I had been completely zoned out, so it took me a second to respond. “Uh, paper. I sell paper.”
He stared. “You… sell paper?”
“Offices, mostly. Legal offices need a lot of it. The administration part of any business needs it, really. Paper is where business happens,” I said, rattling off one of the pitch-lines I use a lot at work. Like an instinct I grabbed my purse and pulled out my business card. I handed it to him. Gave him my number.
“You sell paper,” he repeated, looking down at my card. “I can’t imagine that’s terribly exciting.”
“It’s not,” I said. And I was all ready to leave it at that. I don’t have an interesting job. That’s just something that I live with.
“Seriously,” he said. “So you spend all day just talking on the phone about paper, or what?”
“Yeah, mostly,” I said. “Sometimes I send emails.”
“Shouldn’t you send letters?”
I laughed. “Maybe. That would be better for business.”
“But you can’t
actually care about that job, can you?”
“It pays the bills,” I said.
“Right. But you don’t worry at night about selling enough paper, do you?”
I thought back. I
actually spent a night or two tossing and turning in bed, worried that I wouldn’t meet quotas. I laughed. “Sometimes I do,” I said.
“That’s crazy,” he said. “Your job makes you crazy.”
I laughed. Then I thought about it. The conversation had been nice. I thought we were kind of hitting it off. But then I realized that maybe he was making fun of me. Laugh at the fat girl with the shitty job. I stopped laughing.
But then he said it. “I like a girl who’s a little bit crazy,” he said.
I stared at him, and I couldn’t force the smile off of my face. I didn’t know what to say. He was hitting on me. Flirting with me. This incredibly handsome stranger.
“Drinks or snacks?” said a nasally voice from the aisle.
It was a young woman, hair tied back in a tight ponytail. Red lipstick. Cleavage out in the open for anyone to see. She looked down at us, waiting.
“Could I get a water?” asked the handsome man.
She nodded, with an extra big smile. “For you,” she said, “anything.”
He just nodded while she poured the drink and handed it to him.
“Could I get a coffee?” I asked.
She poured me a coffee and handed it to me. I wrapped my hands around the warm corrugated cup. “Anything else?” she asked, leaning in a bit. Staring at the handsome man. Clearly hoping that he’d return her advances.
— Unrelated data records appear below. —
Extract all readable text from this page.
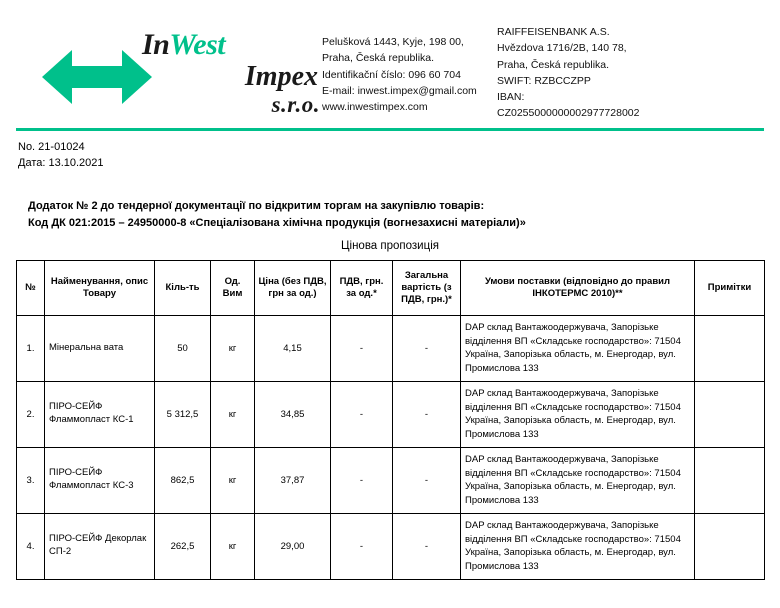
InWest
Impex
s.r.o.
Pelušková 1443, Kyje, 198 00,
Praha, Česká republika.
Identifikační číslo: 096 60 704
E-mail: inwest.impex@gmail.com
www.inwestimpex.com
RAIFFEISENBANK A.S.
Hvězdova 1716/2B, 140 78,
Praha, Česká republika.
SWIFT: RZBCCZPP
IBAN:
CZ0255000000002977728002
No. 21-01024
Дата: 13.10.2021
Додаток № 2 до тендерної документації по відкритим торгам на закупівлю товарів:
Код ДК 021:2015 – 24950000-8 «Спеціалізована хімічна продукція (вогнезахисні матеріали)»
Цінова пропозиція
№	Найменування, опис Товару	Кіль-ть	Од. Вим	Ціна (без ПДВ, грн за од.)	ПДВ, грн. за од.*	Загальна вартість (з ПДВ, грн.)*	Умови поставки (відповідно до правил ІНКОТЕРМС 2010)**	Примітки
1.	Мінеральна вата	50	кг	4,15	-	-	DAP склад Вантажоодержувача, Запорізьке
відділення ВП «Складське господарство»: 71504
Україна, Запорізька область, м. Енергодар, вул.
Промислова 133	

2.	ПІРО-СЕЙФ Фламмопласт КС-1	5 312,5	кг	34,85	-	-	DAP склад Вантажоодержувача, Запорізьке
відділення ВП «Складське господарство»: 71504
Україна, Запорізька область, м. Енергодар, вул.
Промислова 133	

3.	ПІРО-СЕЙФ Фламмопласт КС-3	862,5	кг	37,87	-	-	DAP склад Вантажоодержувача, Запорізьке
відділення ВП «Складське господарство»: 71504
Україна, Запорізька область, м. Енергодар, вул.
Промислова 133	

4.	ПІРО-СЕЙФ Декорлак СП-2	262,5	кг	29,00	-	-	DAP склад Вантажоодержувача, Запорізьке
відділення ВП «Складське господарство»: 71504
Україна, Запорізька область, м. Енергодар, вул.
Промислова 133	
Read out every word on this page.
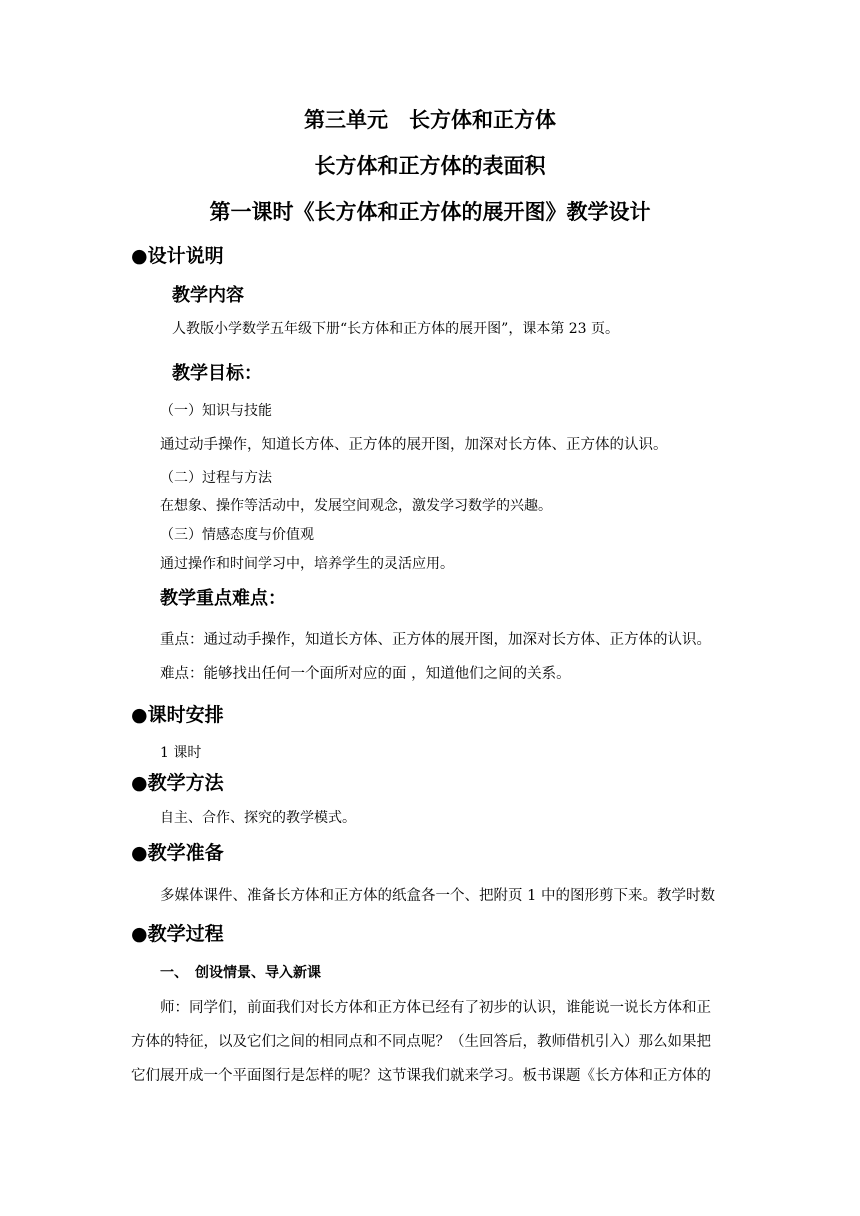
第三单元　长方体和正方体
长方体和正方体的表面积
第一课时《长方体和正方体的展开图》教学设计
●设计说明
教学内容
人教版小学数学五年级下册“长方体和正方体的展开图”，课本第 23 页。
教学目标：
（一）知识与技能
通过动手操作，知道长方体、正方体的展开图，加深对长方体、正方体的认识。
（二）过程与方法
在想象、操作等活动中，发展空间观念，激发学习数学的兴趣。
（三）情感态度与价值观
通过操作和时间学习中，培养学生的灵活应用。
教学重点难点：
重点：通过动手操作，知道长方体、正方体的展开图，加深对长方体、正方体的认识。
难点：能够找出任何一个面所对应的面 ，知道他们之间的关系。
●课时安排
1 课时
●教学方法
自主、合作、探究的教学模式。
●教学准备
多媒体课件、准备长方体和正方体的纸盒各一个、把附页 1 中的图形剪下来。教学时数
●教学过程
一、　创设情景、导入新课
师：同学们，前面我们对长方体和正方体已经有了初步的认识，谁能说一说长方体和正
方体的特征，以及它们之间的相同点和不同点呢？（生回答后，教师借机引入）那么如果把
它们展开成一个平面图行是怎样的呢？这节课我们就来学习。板书课题《长方体和正方体的
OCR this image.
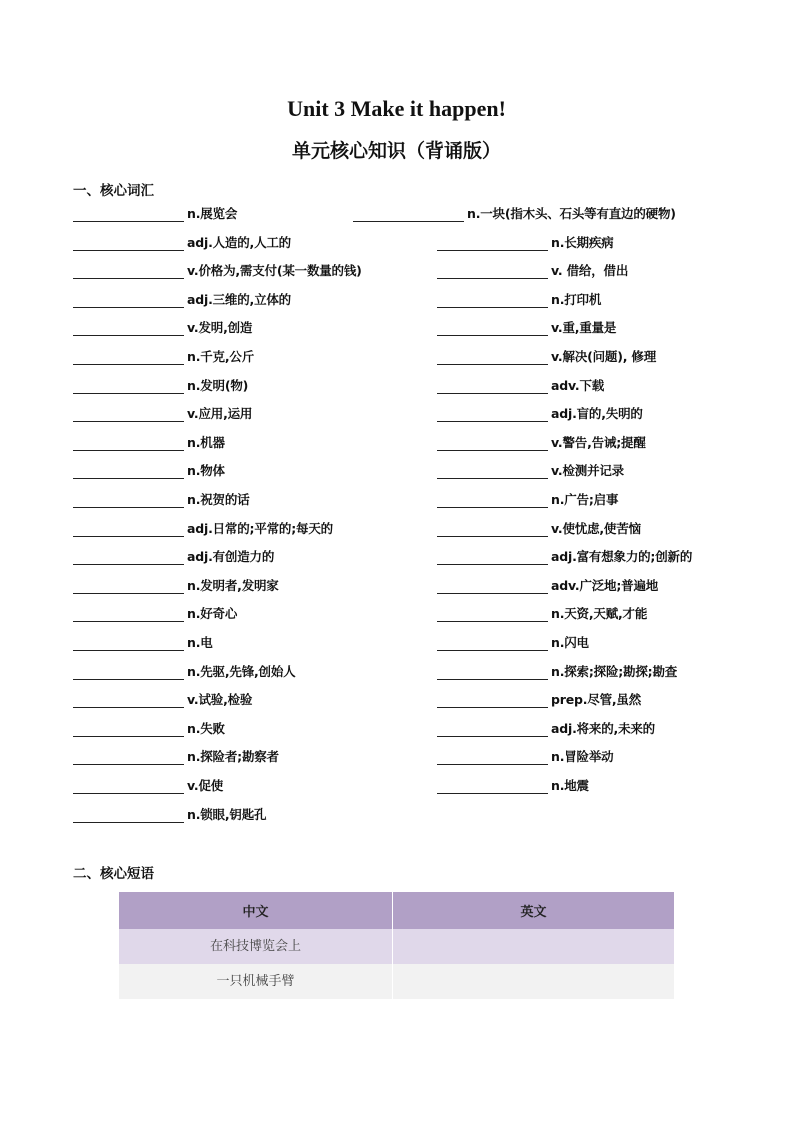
Unit 3 Make it happen!
单元核心知识（背诵版）
一、核心词汇
n.展览会	n.一块(指木头、石头等有直边的硬物)
adj.人造的,人工的	n.长期疾病
v.价格为,需支付(某一数量的钱)	v. 借给，借出
adj.三维的,立体的	n.打印机
v.发明,创造	v.重,重量是
n.千克,公斤	v.解决(问题), 修理
n.发明(物)	adv.下载
v.应用,运用	adj.盲的,失明的
n.机器	v.警告,告诫;提醒
n.物体	v.检测并记录
n.祝贺的话	n.广告;启事
adj.日常的;平常的;每天的	v.使忧虑,使苦恼
adj.有创造力的	adj.富有想象力的;创新的
n.发明者,发明家	adv.广泛地;普遍地
n.好奇心	n.天资,天赋,才能
n.电	n.闪电
n.先驱,先锋,创始人	n.探索;探险;勘探;勘查
v.试验,检验	prep.尽管,虽然
n.失败	adj.将来的,未来的
n.探险者;勘察者	n.冒险举动
v.促使	n.地震
n.锁眼,钥匙孔
二、核心短语
中文	英文
在科技博览会上	
一只机械手臂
He didn’t say anything, he just looked out the window.
“No thanks,” I said.
“Fine.” She moved down the aisle to the next group, glaring at the handsome man for a moment.
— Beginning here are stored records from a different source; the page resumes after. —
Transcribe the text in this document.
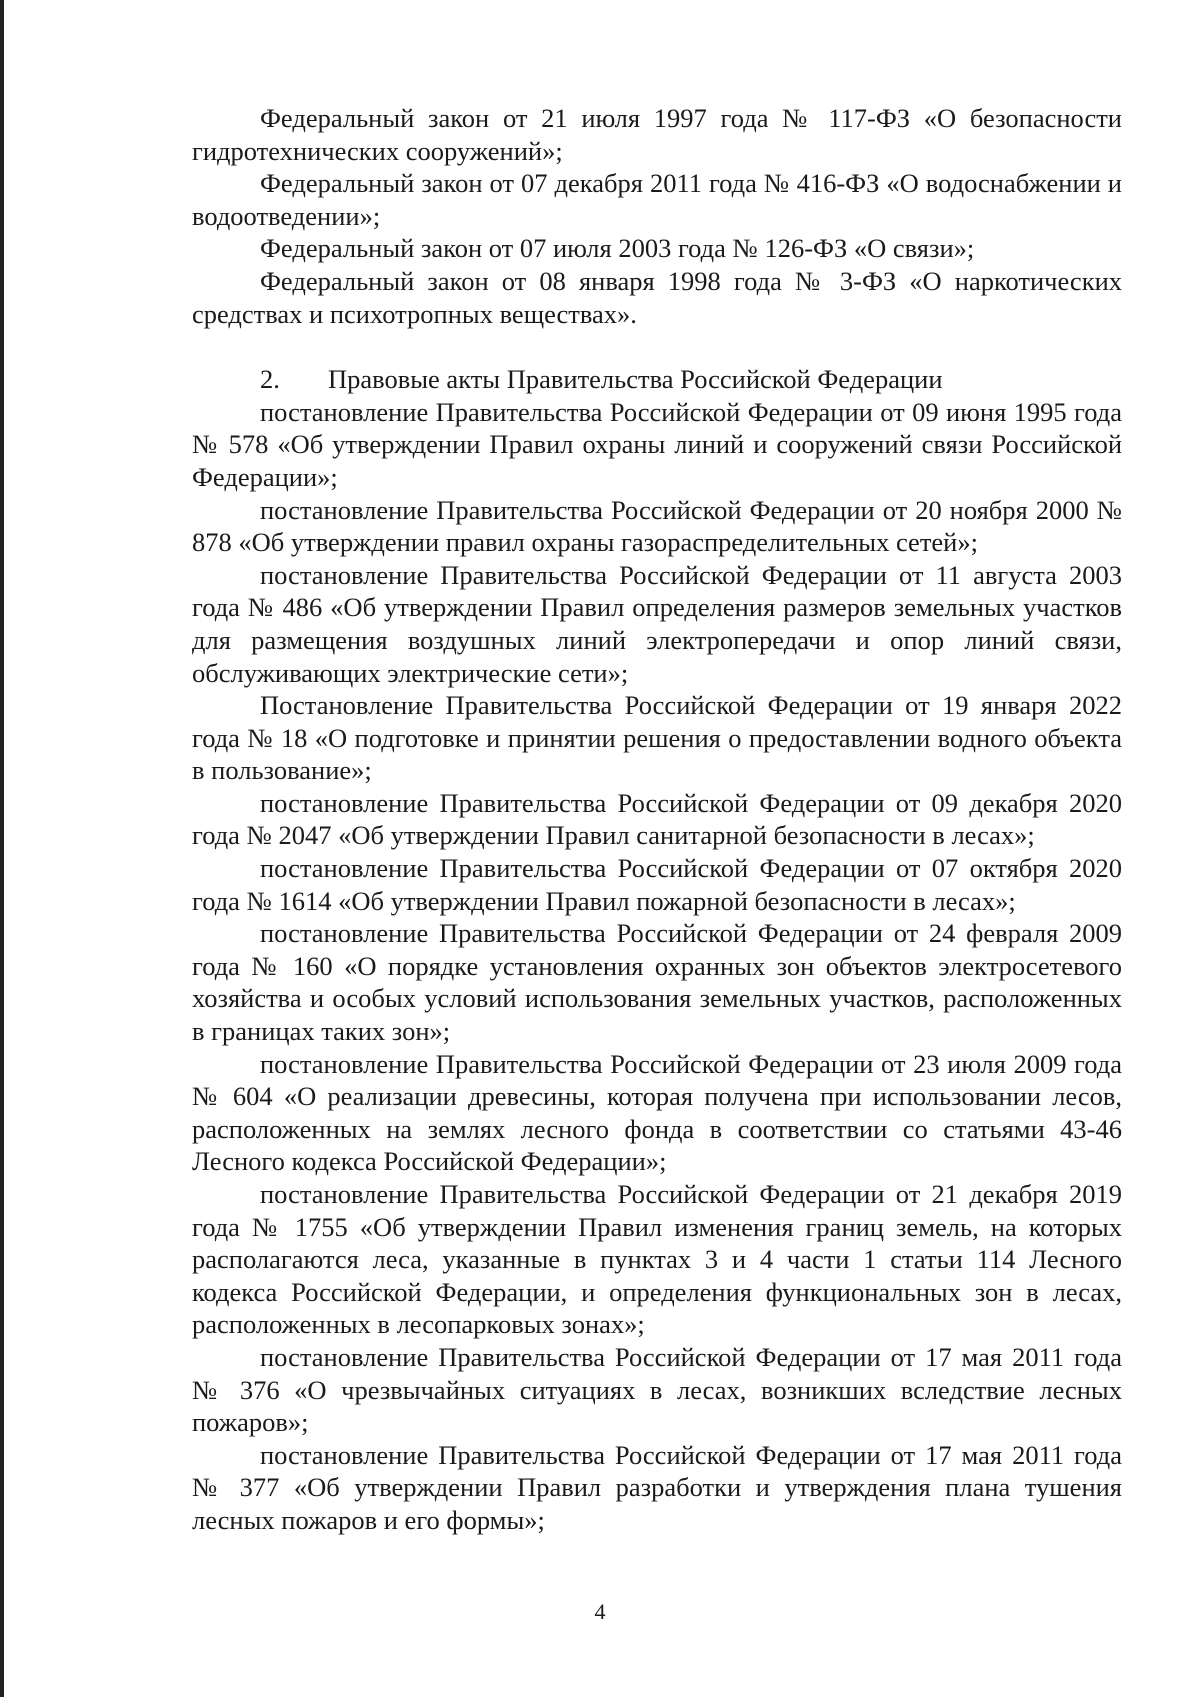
Федеральный закон от 21 июля 1997 года № 117-ФЗ «О безопасности гидротехнических сооружений»;

Федеральный закон от 07 декабря 2011 года № 416-ФЗ «О водоснабжении и водоотведении»;

Федеральный закон от 07 июля 2003 года № 126-ФЗ «О связи»;

Федеральный закон от 08 января 1998 года № 3-ФЗ «О наркотических средствах и психотропных веществах».

2. Правовые акты Правительства Российской Федерации

постановление Правительства Российской Федерации от 09 июня 1995 года № 578 «Об утверждении Правил охраны линий и сооружений связи Российской Федерации»;

постановление Правительства Российской Федерации от 20 ноября 2000 № 878 «Об утверждении правил охраны газораспределительных сетей»;

постановление Правительства Российской Федерации от 11 августа 2003 года № 486 «Об утверждении Правил определения размеров земельных участков для размещения воздушных линий электропередачи и опор линий связи, обслуживающих электрические сети»;

Постановление Правительства Российской Федерации от 19 января 2022 года № 18 «О подготовке и принятии решения о предоставлении водного объекта в пользование»;

постановление Правительства Российской Федерации от 09 декабря 2020 года № 2047 «Об утверждении Правил санитарной безопасности в лесах»;

постановление Правительства Российской Федерации от 07 октября 2020 года № 1614 «Об утверждении Правил пожарной безопасности в лесах»;

постановление Правительства Российской Федерации от 24 февраля 2009 года № 160 «О порядке установления охранных зон объектов электросетевого хозяйства и особых условий использования земельных участков, расположенных в границах таких зон»;

постановление Правительства Российской Федерации от 23 июля 2009 года № 604 «О реализации древесины, которая получена при использовании лесов, расположенных на землях лесного фонда в соответствии со статьями 43-46 Лесного кодекса Российской Федерации»;

постановление Правительства Российской Федерации от 21 декабря 2019 года № 1755 «Об утверждении Правил изменения границ земель, на которых располагаются леса, указанные в пунктах 3 и 4 части 1 статьи 114 Лесного кодекса Российской Федерации, и определения функциональных зон в лесах, расположенных в лесопарковых зонах»;

постановление Правительства Российской Федерации от 17 мая 2011 года № 376 «О чрезвычайных ситуациях в лесах, возникших вследствие лесных пожаров»;

постановление Правительства Российской Федерации от 17 мая 2011 года № 377 «Об утверждении Правил разработки и утверждения плана тушения лесных пожаров и его формы»;

4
I looked over at him. “Can’t stand women like that,” he said once she was out of earshot.
I tilted my head.
“Strangers,” he said, “always hitting on me. It’s always the same type. The type I don’t want anything to do with.”
I snorted a bit. “Poor you,” I said. “Too many women want to sleep with you. That must be tough.”
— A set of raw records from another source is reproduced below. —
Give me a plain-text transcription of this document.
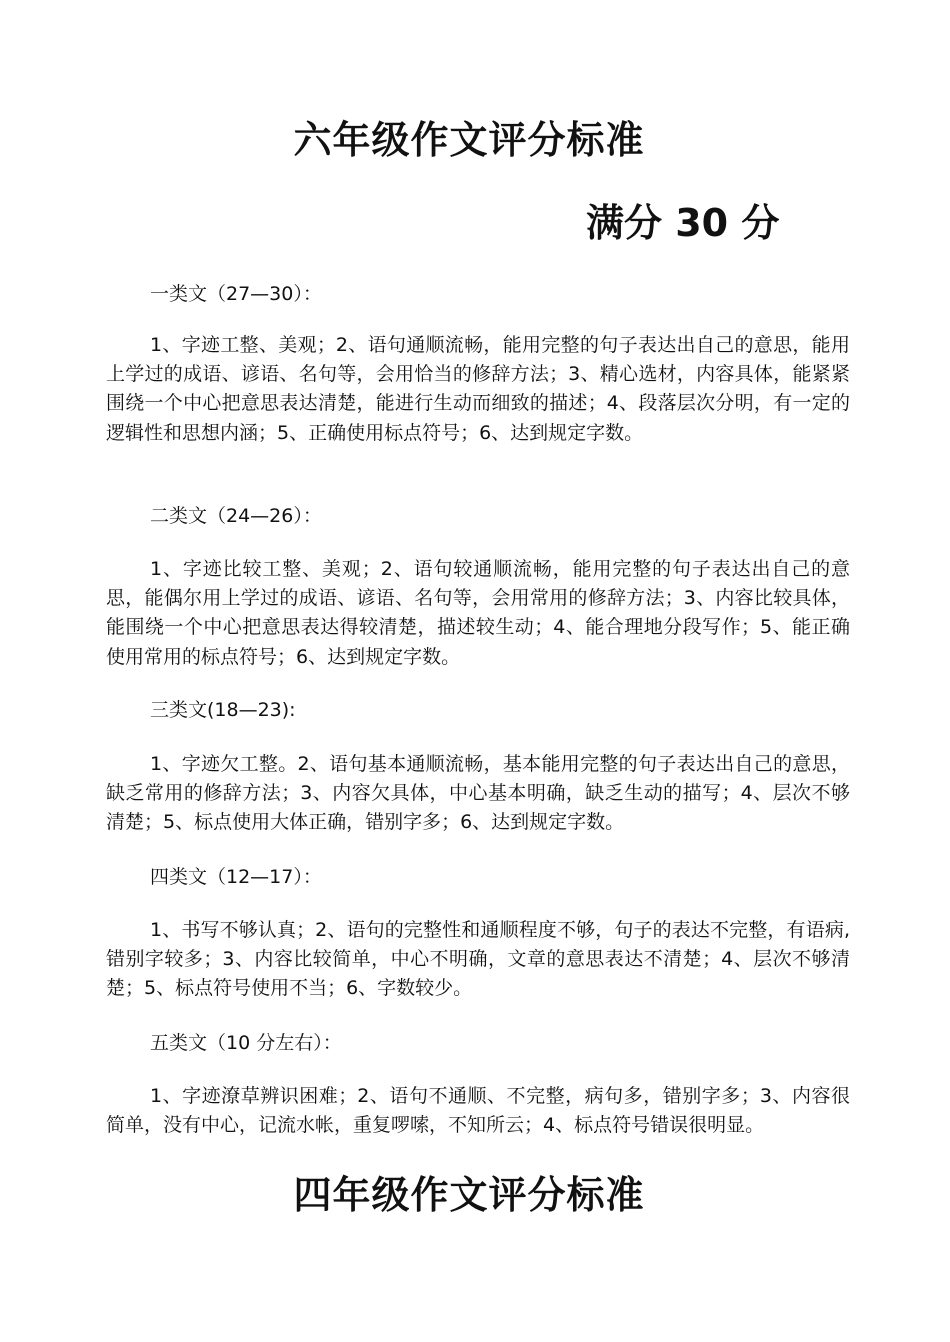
六年级作文评分标准
满分 30 分
一类文（27—30）：

1、字迹工整、美观；2、语句通顺流畅，能用完整的句子表达出自己的意思，能用上学过的成语、谚语、名句等，会用恰当的修辞方法；3、精心选材，内容具体，能紧紧围绕一个中心把意思表达清楚，能进行生动而细致的描述；4、段落层次分明，有一定的逻辑性和思想内涵；5、正确使用标点符号；6、达到规定字数。

二类文（24—26）：

1、字迹比较工整、美观；2、语句较通顺流畅，能用完整的句子表达出自己的意思，能偶尔用上学过的成语、谚语、名句等，会用常用的修辞方法；3、内容比较具体，能围绕一个中心把意思表达得较清楚，描述较生动；4、能合理地分段写作；5、能正确使用常用的标点符号；6、达到规定字数。

三类文(18—23):

1、字迹欠工整。2、语句基本通顺流畅，基本能用完整的句子表达出自己的意思，缺乏常用的修辞方法；3、内容欠具体，中心基本明确，缺乏生动的描写；4、层次不够清楚；5、标点使用大体正确，错别字多；6、达到规定字数。

四类文（12—17）：

1、书写不够认真；2、语句的完整性和通顺程度不够，句子的表达不完整，有语病,错别字较多；3、内容比较简单，中心不明确，文章的意思表达不清楚；4、层次不够清楚；5、标点符号使用不当；6、字数较少。

五类文（10 分左右）：

1、字迹潦草辨识困难；2、语句不通顺、不完整，病句多，错别字多；3、内容很简单，没有中心，记流水帐，重复啰嗦，不知所云；4、标点符号错误很明显。

四年级作文评分标准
“It’s never the ones I hope,” he said, giving me a look. Was it
look? Couldn’t be. No way.
“So what do you do?” I asked, hoping to get the conversation going again.
“You drink coffee?” he asked, ignoring what I said.
“Uh, yes,” I said.
I looked at him.
“I saw you chug down a Venti before getting on the plane.”
He had noticed me in the airport? “Yeah, I drink a lot of coffee. I practically fall asleep if I go for an hour or two without any.”
“That’s not very good for you,” he said.
“I need it,” I said. “For work, mostly. Sometimes you gotta do things that aren’t good for you.”
He smirked and nodded a bit. I wanted to ask again what he was did for a living, but I didn’t have the guts.
The coffee was weak. Just brown, bitter water. No caffeine. My eyelids started to get heavy. I put the cup down. My head started to get too heavy for my neck. And then I was asleep.